Kreisgeschäftsführer der CDU im Ostalbkreis war in diesen Jahren – wie in Heidenheim – der Dischinger Jürgen Dönninghaus. Und dieser weist alle Vorwürfe von sich: „Was ich als Geschäftsführer gemacht habe, ist rechtmäßig“, sagt er. Auch sei der Kontostand des Kreisverbandes Ostalb nicht so niedrig gewesen, als er sein Amt Ende Oktober 2015 abgegeben habe. Dönnighaus weist darauf hin, dass jedes Jahr für beide Kreisverbände Rechenschaftsberichte zusammen mit einem Steuerberater gemacht worden seien, „und diese waren immer in Ordnung.“ Er finde es rätselhaft, dass nun dasselbe Stuttgarter Büro einen Prüfbericht erstelle und Fehler finde, die es in den Rechenschaftsberichten nicht gefunden habe.
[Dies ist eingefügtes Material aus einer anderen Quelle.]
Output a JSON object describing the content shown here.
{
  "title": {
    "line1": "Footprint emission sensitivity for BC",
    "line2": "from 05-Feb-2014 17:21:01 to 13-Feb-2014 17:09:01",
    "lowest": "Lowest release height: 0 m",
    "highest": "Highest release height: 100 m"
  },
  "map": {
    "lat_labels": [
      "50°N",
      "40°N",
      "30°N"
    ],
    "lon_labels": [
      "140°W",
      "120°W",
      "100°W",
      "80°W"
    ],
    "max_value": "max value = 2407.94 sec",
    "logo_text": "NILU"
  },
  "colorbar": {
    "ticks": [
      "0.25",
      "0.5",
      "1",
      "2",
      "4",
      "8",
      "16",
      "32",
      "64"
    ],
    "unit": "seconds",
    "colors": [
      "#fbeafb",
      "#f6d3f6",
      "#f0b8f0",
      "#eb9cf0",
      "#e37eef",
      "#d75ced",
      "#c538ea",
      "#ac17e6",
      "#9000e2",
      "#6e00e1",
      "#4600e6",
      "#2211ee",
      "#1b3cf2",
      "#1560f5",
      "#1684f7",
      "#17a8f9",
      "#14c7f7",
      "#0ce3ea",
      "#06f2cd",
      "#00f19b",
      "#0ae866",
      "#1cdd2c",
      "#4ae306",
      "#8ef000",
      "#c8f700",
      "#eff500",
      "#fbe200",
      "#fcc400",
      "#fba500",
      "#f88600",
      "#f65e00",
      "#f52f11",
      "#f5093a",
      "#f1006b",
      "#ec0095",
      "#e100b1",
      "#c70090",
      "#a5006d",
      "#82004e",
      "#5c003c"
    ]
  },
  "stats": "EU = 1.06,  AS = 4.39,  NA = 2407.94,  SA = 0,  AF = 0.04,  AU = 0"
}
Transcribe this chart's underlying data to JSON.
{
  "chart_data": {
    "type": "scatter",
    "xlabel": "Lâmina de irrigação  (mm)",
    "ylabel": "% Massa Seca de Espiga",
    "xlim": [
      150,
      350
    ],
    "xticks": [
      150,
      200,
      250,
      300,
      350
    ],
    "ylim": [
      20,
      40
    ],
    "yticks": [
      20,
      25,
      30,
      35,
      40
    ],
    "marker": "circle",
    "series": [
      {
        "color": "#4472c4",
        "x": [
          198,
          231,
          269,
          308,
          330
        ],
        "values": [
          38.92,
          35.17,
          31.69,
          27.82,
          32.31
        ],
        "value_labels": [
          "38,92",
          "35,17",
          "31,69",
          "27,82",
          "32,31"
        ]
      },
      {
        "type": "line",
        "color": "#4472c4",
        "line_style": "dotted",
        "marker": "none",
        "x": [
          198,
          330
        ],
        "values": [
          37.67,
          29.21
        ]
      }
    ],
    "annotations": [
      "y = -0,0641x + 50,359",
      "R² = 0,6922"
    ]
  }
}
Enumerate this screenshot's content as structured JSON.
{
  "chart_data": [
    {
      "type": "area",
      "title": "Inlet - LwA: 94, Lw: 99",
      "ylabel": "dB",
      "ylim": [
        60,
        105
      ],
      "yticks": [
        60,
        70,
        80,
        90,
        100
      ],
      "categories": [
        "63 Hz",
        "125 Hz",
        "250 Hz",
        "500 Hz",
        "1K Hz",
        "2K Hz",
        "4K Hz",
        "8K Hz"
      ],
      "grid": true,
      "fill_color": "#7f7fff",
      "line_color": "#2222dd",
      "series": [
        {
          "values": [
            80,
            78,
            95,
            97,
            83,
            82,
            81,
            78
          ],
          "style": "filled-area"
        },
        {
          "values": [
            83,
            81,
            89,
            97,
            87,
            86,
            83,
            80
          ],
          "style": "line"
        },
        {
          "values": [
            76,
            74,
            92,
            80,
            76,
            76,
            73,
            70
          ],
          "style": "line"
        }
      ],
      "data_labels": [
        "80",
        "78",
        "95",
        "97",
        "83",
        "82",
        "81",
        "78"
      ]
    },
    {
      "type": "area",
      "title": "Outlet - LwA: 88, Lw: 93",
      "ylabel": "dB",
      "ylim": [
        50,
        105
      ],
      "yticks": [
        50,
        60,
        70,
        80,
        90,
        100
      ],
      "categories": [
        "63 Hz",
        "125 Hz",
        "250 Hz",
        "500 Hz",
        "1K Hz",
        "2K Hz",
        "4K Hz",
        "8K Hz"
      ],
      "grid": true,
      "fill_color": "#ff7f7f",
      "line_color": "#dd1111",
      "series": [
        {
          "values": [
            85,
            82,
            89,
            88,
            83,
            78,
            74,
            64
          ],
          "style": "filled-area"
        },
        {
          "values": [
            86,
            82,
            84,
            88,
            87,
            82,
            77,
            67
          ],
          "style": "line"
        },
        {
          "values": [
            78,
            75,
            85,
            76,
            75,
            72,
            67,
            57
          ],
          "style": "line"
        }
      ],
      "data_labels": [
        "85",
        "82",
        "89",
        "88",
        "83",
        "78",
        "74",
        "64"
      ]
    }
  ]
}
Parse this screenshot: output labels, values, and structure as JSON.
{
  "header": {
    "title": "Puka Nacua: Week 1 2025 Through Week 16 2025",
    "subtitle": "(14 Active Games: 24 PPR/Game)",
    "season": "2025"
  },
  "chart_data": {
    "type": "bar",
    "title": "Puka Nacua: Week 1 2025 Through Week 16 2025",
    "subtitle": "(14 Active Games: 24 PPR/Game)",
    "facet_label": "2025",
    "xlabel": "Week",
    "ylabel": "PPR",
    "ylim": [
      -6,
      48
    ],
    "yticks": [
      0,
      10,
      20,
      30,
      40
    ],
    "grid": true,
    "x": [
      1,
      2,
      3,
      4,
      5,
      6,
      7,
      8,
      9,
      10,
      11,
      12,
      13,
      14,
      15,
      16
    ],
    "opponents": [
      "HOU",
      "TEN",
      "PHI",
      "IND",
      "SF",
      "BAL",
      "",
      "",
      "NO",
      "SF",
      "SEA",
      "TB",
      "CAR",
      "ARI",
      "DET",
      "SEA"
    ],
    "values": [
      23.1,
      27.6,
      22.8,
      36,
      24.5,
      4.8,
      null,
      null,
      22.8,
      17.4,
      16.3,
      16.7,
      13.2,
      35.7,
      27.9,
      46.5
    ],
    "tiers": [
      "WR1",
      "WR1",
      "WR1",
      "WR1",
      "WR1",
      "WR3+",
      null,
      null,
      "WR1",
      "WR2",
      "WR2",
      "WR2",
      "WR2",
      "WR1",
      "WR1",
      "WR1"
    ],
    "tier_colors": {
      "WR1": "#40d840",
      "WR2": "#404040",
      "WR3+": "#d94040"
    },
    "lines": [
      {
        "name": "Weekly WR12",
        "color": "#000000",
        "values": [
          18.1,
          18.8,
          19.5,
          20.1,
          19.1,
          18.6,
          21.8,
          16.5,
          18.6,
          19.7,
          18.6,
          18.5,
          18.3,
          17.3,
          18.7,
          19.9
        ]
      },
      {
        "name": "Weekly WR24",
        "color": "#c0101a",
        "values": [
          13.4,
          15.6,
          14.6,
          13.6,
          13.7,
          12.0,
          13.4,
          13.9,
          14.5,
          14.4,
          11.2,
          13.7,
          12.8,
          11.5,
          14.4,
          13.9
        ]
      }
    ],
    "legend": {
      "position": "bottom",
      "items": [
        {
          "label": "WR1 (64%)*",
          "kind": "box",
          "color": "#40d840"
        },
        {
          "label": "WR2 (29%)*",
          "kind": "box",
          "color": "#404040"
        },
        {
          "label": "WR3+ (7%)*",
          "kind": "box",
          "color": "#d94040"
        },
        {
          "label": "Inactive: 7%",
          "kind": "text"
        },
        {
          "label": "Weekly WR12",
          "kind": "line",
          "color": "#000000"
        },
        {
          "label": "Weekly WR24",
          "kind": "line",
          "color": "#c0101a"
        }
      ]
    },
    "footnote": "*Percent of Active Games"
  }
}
Bisher, so Dönninghaus, habe niemand direkt mit ihm über die Probleme gesprochen, weder der Kreisvorsitzende noch sein Nachfolger, der Kreisgeschäftsführer Tim Bückner. „Ich bin menschlich sehr enttäuscht von Roderich Kiesewetter“, so der 65-Jährige. Zudem wisse er auch gar nicht, was ihm konkret vorgeworfen werde. „Ich habe alles nur aus der Zeitung erfahren“, sagt er. Gegenüber der „Stuttgarter Zeitung“ sprach Tim Bückner von Steuerbetrug, der durch Spendenbescheinigungen entstanden sei, die Mitgliedern beispielsweise für Fahrtkosten ausgestellt worden seien. Davon habe die CDU aber nicht finanziell profitiert. Gleichwohl ist die Rede von 100 000 Euro, deren Verbleib ungeklärt sein soll.

Gräßle las den Prüfbericht

Dr. Inge Gräßle, Europaabgeordnete und Kreisvorsitzende der CDU in Heidenheim, hat Einsicht in den Prüfbericht der CDU Ostalb genommen und festgestellt, dass der Kreisverband Heidenheim nicht von Unregelmäßigkeiten betroffen ist. Hier war von 1993 bis Oktober 2015 auch Jürgen Dönninghaus mit einer 20-Prozent-Stelle als Geschäftsführer tätig.

Einzig die steuerliche Behandlung von Fahrtkosten, die Dönninghaus abgerechnet habe, sei möglicherweise problematisch. Er habe 40 statt 30 Cent abgerechnet. „Man kann mehr abrechnen, muss aber den höheren Bedarf nachweisen“, so Gräßle. Insgesamt gehe es dabei um eine Summe von 2500 Euro innerhalb von fünf Jahren.

Gräßle, die in Brüssel als Haushaltsexpertin gilt,  will zum Prüfbericht noch die Stellungnahme eines CDU-Justitiars einholen. „Dabei geht es um Grundsatzfragen des Managements unserer Partei und nicht etwa um eine persönliche Betroffenheit“, sagt sie.

Die Staatsanwaltschaft Ellwangen prüft derweil, ob strafrechtlich relevantes Verhalten vorliegt. Ein förmliches Ermittlungsverfahren ist nicht eingeleitet worden. Jürgen Dönninghaus hat schon mal einen Rechtsanwalt eingeschaltet. „Ich warte jetzt mal ab, was da kommt“, sagt der Rentner.